I am trying to read from a text file and tokenize the input. I was getting a segmentation fault until I realized I forgot to close my ifstream. I added the close call and now it loops infinitely. I'm just trying to learn how to use strtok for now, that is why the code doesn't really look complete.
void loadInstructions(char* fileName)
{
ifstream input;
input.open(fileName);
while(!input.eof());
{
string line;
getline (input,line);
char * lineChar = &line[0];
//instruction cmd; //This will be used later to store instructions from the parse
char * token;
token = strtok (lineChar," ");
// just trying to get the line number for now
int lineNumber = atoi(token);
cout << lineNumber << "\n";
}
input.close();
}
input file:(one line)
5 +8 0 0 25
This while(input.good()); is probably not what you intended...
Use this:
string line;
while(getline (input,line))
{
If the getline() works then the loop is entered.
If you try and read past the EOF then it will fail and the loop will exit.
So this should word as expected.
Rather than using strtok() (which damages the string) and atoi() which is non portable.
Use std::stringstream
std::stringstream linestream(line);
int lineNumber;
linestream >> lineNumber; // reads a number from the line.
Don't explicitly close() the stream (unless you want to detect and correct for any problems). The file will be closed when the object goes out of scope at the end of the function.
You want to use eof() not good().
Avoid strtok. There are other ways to tokenize a string that do not require the called function to modify your string. The fact that it modifies the string it tokenizes could also be what causes the loop here.
But more likely, the good() member is not the right one. Try !input.eof() or similar, depending on what you need.

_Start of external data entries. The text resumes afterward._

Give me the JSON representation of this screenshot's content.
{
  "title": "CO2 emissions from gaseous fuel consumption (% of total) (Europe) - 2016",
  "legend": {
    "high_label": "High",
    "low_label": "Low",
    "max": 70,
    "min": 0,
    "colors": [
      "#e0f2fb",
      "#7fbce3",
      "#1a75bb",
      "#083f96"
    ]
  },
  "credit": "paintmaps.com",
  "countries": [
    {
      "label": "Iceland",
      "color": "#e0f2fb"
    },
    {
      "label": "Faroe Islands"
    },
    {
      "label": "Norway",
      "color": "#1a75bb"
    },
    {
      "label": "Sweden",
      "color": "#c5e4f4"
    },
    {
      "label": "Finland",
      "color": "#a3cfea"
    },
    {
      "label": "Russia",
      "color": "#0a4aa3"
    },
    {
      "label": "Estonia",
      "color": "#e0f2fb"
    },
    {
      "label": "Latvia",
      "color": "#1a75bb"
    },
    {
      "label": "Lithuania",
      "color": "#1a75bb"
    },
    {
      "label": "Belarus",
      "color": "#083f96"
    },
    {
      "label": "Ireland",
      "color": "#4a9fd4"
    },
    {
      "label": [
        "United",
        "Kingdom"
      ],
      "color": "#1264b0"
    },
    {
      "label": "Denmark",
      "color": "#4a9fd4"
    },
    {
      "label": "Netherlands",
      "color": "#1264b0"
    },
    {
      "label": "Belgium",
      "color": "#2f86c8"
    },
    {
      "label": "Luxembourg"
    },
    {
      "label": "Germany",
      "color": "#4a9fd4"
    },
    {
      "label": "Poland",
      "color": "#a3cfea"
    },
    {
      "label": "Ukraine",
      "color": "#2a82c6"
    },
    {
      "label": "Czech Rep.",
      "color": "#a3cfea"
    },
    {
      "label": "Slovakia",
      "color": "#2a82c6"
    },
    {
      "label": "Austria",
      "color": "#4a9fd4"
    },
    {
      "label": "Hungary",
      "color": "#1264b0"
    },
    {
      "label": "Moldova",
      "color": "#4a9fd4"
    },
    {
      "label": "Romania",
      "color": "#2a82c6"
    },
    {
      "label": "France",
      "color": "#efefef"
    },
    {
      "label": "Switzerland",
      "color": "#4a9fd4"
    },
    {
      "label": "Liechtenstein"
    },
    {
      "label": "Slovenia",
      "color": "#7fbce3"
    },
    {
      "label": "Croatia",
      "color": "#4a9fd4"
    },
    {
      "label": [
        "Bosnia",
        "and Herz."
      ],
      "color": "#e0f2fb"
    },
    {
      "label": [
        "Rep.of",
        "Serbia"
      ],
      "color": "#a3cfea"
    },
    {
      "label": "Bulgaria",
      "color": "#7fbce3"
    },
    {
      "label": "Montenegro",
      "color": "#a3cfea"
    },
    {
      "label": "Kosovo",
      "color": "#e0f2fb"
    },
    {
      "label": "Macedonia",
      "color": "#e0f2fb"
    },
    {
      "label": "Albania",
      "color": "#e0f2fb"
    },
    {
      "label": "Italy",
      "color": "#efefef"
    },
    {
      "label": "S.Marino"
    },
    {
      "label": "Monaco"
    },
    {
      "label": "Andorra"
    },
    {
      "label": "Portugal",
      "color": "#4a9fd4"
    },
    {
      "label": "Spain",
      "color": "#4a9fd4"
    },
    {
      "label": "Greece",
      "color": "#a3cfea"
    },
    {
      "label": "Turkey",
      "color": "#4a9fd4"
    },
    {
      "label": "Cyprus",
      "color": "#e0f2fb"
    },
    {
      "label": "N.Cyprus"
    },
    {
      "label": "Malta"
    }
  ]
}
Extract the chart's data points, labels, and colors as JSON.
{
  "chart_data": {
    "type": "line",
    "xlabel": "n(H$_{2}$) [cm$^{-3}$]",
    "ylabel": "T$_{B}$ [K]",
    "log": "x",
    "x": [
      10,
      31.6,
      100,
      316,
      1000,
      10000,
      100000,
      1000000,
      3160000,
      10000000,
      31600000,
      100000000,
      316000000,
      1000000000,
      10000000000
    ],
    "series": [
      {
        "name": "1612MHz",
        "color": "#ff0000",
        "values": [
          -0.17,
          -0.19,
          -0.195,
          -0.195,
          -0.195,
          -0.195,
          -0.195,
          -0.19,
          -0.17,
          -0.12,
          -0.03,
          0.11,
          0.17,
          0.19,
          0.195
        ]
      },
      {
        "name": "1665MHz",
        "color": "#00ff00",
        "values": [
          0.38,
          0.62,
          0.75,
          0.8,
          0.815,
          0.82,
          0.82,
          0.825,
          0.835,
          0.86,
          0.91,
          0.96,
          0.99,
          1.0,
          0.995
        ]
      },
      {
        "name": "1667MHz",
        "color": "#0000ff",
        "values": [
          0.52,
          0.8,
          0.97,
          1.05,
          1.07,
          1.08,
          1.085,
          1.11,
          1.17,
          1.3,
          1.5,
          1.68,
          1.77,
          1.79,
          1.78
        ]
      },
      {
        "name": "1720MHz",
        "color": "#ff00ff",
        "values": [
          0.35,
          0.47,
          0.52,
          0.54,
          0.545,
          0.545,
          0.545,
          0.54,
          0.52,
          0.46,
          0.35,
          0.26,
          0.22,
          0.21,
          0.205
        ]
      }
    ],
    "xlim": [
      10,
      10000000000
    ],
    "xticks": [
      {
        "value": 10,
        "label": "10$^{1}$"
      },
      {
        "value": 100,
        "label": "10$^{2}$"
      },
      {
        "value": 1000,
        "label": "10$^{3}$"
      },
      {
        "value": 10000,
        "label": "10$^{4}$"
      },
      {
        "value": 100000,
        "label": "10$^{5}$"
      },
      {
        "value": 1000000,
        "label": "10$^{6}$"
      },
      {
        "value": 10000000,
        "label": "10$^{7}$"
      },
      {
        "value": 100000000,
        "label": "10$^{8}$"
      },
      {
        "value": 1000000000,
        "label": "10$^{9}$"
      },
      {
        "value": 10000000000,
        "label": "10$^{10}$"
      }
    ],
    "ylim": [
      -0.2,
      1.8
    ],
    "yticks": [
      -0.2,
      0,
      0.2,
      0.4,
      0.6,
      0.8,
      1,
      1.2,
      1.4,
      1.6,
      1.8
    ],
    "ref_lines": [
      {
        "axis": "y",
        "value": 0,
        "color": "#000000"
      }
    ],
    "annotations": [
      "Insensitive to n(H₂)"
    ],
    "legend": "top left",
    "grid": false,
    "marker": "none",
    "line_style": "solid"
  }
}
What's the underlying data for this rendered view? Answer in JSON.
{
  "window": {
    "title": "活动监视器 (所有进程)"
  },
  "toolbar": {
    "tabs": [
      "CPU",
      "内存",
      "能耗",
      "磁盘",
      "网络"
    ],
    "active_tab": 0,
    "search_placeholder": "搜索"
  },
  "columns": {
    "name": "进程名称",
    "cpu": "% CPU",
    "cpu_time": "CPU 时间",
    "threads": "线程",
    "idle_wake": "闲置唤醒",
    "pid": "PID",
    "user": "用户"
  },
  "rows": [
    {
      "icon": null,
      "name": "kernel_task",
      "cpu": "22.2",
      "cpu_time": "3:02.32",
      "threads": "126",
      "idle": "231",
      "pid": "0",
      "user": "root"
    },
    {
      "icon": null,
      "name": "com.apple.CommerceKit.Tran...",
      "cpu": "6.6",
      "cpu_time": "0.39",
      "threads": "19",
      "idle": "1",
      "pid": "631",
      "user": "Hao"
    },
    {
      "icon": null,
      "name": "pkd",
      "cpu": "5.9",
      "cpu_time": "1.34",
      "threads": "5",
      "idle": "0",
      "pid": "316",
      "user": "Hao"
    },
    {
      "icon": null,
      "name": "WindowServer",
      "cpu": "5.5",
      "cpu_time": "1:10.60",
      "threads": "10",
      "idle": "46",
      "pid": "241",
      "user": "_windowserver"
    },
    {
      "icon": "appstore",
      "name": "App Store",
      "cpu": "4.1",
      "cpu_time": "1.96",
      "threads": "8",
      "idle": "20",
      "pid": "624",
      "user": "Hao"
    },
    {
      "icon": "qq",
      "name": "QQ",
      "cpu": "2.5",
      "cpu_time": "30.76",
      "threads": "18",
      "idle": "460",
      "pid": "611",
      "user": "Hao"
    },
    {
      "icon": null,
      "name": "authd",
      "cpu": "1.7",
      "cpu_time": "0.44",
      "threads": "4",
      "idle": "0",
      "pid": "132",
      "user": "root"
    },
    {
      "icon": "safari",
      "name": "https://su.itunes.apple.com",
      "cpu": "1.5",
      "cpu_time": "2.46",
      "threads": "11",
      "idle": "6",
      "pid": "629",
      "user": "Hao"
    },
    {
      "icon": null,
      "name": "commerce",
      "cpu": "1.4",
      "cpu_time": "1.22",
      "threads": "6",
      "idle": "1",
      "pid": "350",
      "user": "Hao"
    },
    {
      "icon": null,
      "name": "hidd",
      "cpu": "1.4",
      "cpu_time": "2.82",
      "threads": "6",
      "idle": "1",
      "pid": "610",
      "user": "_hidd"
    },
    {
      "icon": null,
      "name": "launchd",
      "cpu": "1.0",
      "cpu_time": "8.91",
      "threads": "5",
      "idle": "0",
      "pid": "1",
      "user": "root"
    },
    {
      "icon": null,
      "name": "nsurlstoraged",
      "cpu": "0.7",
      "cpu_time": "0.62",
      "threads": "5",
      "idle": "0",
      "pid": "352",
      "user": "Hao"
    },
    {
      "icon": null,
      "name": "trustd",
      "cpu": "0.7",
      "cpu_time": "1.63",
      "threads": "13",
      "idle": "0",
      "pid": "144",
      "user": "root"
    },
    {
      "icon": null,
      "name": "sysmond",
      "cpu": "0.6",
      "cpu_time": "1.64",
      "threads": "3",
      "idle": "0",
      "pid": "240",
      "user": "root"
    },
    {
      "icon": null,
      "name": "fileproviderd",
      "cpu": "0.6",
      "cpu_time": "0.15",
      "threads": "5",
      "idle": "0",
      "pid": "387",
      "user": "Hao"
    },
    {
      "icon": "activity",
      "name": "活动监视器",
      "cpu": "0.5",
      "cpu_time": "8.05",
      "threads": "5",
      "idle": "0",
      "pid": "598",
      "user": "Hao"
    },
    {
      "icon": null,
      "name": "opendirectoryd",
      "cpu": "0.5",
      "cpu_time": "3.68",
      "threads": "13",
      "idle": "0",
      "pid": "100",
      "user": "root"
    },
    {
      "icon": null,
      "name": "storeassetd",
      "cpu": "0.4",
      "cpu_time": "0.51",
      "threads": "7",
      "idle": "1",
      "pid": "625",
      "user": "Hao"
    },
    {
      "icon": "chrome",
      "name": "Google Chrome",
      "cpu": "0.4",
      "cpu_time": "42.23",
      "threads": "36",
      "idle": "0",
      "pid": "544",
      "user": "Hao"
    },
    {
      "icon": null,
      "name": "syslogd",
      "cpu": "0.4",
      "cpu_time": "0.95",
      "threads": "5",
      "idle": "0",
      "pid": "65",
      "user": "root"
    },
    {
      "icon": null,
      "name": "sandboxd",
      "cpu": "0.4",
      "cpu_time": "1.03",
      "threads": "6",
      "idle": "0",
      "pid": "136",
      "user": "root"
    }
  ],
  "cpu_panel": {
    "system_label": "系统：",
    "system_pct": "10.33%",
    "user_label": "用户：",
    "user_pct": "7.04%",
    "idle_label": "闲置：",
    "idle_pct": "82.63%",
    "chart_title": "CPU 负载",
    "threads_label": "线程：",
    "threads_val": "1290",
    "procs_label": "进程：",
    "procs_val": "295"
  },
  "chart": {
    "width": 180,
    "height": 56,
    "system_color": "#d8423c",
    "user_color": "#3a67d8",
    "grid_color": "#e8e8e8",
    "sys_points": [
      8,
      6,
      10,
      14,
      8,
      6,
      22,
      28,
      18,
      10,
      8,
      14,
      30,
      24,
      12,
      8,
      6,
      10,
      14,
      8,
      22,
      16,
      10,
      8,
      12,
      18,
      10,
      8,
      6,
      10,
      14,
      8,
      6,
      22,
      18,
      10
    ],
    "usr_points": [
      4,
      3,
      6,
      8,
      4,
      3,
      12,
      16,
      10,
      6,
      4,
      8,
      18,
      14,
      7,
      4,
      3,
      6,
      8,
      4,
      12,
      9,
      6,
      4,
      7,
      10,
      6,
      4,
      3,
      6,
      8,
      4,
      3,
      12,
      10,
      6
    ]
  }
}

While you've already gotten some answers to the question you asked, perhaps it's worth answering some you should have about the code that you didn't ask:
void loadInstructions(char* fileName)
Since the function isn't going to modify the file name, you almost certainly want to change this to:
void loadInstructions(char const *fileName)
or
void loadInstructions(std::string const &fileName)
ifstream input;
input.open(fileName);
It's much cleaner to combine these:
ifstream input(fileName);
or (if you passed a string instead):
ifstream input(fileName.c_str());
while(!input.eof());
This has already been covered.
string line;
getline (input,line);
char * lineChar = &line[0];
//instruction cmd; //This will be used later to store instructions from the parse
char * token;
token = strtok (lineChar," ");
// just trying to get the line number for now
int lineNumber = atoi(token);
Most of this is just extraneous. You can just let atoi convert directly from the original input:
string line;
getline(input, line);
int lineNumber = atoi(line);
If you're going to tokenize more later, you can use strtol instead:
char *end_ptr;
int lineNumber = strtol(line, &end_ptr, 10);
This will set end_ptr to point just past the end of the part that strtol converted.
I'd also consider an alternative though: moving your code for reading and parsing a line into a class, and define operator>> to read those:
struct line {
int number;
operator int() { return number; }
};
std::istream &operator>>(std::istream &is, line &l) {
// Just for fun, we'll read the data in an alternative fashion.
// Instead of read a line into a buffer, then parse out the first number,
// we'll read a number from the stream, then ignore the rest of the line.
// I usually prefer the other way, but this is worth knowing as well.
is >> l.number;
// When you're ready to parse more, add the extra parsing code here.
is.ignore(std::numeric_limits<std::istream::pos_type>::max, '\n');
return is;
}
With this in place, we can print out the line numbers pretty easily:
std::copy(std::istream_iterator<line>(input),
std::istream_iterator<line>(),
std::ostream_iterator<int>(std::cout, "\n"));
input.close();
I'd usually just let the stream close automatically when it goes out of scope.